Os proprietários foram embora e os poucos escravos desapareceram, tentando viver a liberdade noutro lugar. Sem habitante, sem cuidado e manutenção, a deterioração chegou a galope. Pássaros, cobras, urubus, corvos, raposas e outros tantos animais fizeram dali a sua moradia. Alguns cavalos que serviam aos proprietários, sem alimentação e sem cuidados, acabaram morrendo de fome e as carcaças tornaram o ambiente lúgubre e de um fedor insuportável.
Rápidos e levados pelo vento, os boatos ganharam a vizinhança, dando conta de que a casa era mal assombrada e em noites de lua cheia se escutava gemidos de escravos, uivos de raposas, sobrevoos de corujas – tudo provocado por uma forte ventania que chegava naquela casa construída um pouco mais alta do nível do chão.

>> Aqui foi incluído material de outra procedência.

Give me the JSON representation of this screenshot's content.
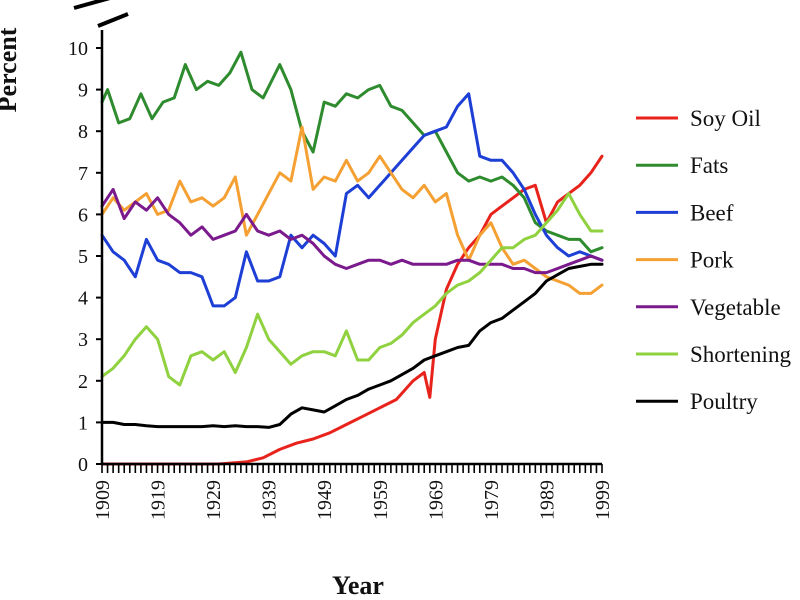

Soube-se, também, que havia um sótão no interior da casa, e que lá vivia uma velha com duas cabeças, que fora ali aprisionada para não ser vista por ninguém. Teria morrido de fome e sede – e agora vivia aparecendo para cobrar atenção dos proprietários.
Verdade ou não, em noite de lua cheia nenhum passante se atrevia a andar devagar naquela estrada, de onde diziam avistar luzes incandescentes e ouvir muitas vozes – que afirmavam ser dos antigos proprietários negociando preços da matéria prima e a venda de escravos.